Ai tempi della Repubblica, Ferdinando Imposimato fu magistrato, e in questa veste cercò di difenderla – conforme al giuramento – e di far luce sui tentativi di ucciderla, che allora non andarono – per il momento – a segno.
Non era fra i magistrati che io vedevo più spesso, quindi non mi aspettavo – un anno fa di questi tempi – la sua telefonata di adesione alla campagna che alcuni giovani colleghi, Luca Salici in testa, avevano lanciato in quei giorni per un riconoscimento pubblico del mio lavoro. Che però, a mia insaputa, egli aveva sempre seguito molto attentamente, soprattutto a proposito dei rapporti fra mafie, poteri pubblici e massoneria. Mi colpì l’accuratezza con cui citò, in questa e altre conversazioni, mie vecchissime inchieste sui viaggi di Falcone in America, sui depistaggi postumi tentai, e sulle reazioni inconsulte di alcuni poteri alle inchieste.

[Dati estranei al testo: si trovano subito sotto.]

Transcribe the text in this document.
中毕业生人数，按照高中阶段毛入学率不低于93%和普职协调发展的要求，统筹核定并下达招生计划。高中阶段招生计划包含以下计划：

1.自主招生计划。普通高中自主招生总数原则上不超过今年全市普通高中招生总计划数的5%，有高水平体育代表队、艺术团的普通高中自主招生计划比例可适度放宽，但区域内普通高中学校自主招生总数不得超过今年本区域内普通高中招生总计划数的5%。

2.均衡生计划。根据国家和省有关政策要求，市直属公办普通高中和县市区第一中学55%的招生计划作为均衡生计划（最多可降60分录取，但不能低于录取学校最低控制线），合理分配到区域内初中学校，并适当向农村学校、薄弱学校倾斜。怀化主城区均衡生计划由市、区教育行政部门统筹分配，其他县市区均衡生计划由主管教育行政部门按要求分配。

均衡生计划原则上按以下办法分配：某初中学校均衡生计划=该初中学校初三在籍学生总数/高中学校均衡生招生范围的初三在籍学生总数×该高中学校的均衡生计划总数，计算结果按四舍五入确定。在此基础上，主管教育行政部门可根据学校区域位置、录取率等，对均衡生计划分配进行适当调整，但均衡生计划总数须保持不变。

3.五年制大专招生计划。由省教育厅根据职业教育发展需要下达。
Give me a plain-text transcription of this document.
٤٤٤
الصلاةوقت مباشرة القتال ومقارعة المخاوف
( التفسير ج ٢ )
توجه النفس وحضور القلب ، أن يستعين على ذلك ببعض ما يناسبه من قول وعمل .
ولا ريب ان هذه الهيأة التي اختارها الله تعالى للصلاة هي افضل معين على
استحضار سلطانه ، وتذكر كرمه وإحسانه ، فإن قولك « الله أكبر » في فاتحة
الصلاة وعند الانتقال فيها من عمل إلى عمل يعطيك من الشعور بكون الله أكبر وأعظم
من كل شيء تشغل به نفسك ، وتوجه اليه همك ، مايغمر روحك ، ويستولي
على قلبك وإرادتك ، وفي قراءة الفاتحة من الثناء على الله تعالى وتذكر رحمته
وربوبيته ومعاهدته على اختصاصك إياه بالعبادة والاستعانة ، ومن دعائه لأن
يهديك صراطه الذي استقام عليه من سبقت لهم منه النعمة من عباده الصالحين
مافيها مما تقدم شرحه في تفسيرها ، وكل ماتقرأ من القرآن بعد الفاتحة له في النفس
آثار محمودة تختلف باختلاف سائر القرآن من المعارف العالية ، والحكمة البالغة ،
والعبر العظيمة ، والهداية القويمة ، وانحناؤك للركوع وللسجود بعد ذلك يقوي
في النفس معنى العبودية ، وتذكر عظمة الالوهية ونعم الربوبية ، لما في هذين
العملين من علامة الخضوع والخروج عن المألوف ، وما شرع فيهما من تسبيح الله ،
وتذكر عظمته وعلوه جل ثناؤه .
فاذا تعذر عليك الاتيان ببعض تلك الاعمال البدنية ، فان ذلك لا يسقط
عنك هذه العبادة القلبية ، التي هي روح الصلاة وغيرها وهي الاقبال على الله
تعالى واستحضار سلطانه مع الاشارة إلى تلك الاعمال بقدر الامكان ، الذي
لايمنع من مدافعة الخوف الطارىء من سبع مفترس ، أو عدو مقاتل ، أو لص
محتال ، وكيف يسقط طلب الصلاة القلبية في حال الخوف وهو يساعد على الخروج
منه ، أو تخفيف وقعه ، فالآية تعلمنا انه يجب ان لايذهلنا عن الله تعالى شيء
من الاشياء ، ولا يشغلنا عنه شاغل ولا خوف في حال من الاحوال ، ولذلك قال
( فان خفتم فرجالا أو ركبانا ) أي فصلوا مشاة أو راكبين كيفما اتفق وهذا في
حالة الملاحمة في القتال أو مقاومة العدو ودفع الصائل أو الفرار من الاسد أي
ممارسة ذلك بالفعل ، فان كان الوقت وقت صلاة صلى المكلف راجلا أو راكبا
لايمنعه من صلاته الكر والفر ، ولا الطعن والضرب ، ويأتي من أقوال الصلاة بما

Napoletano di provincia – casertano, mi sembra – e dunque signorile e acuto, forte testa e gran cuore; volle appoggiare la campagna, concretamente, e farmi ancora l’onore delle sue conversazioni.
Non eravamo vicini, politicamente; o forse sì, dal momento che per entrambi i valori fondanti – onore, impegno civile, servizio collettivo – erano quelli antichi, degli uomini del vecchio secolo e specialmente di sinistra.
Aveva perduto un fratello, assassinato dalla camorra. Dei suoi temi specifici, il più utile forse fu la sua trattazione del caso Moro, non riconosciuta dalle istituzioni ma incisa nell’opinione pubblica, sì da rendere senso comune la partecipazione straniera – di non amichevoli “alleati” – a quello che fu l’inizio della fine per la Repubblica democratica nata dalla Resistenza.
Ad essa, più che alla persona fisica di Imposimato, va, ricordando lui, il nostro acerbo rimpianto. L’uomo fu fortunato, di vita lunga e coraggiosa e utile, servitore di ideali che meritavano di essere serviti. Ma è la Repubblica che piangiamo, oggi che non c’è più neanche Imposimato.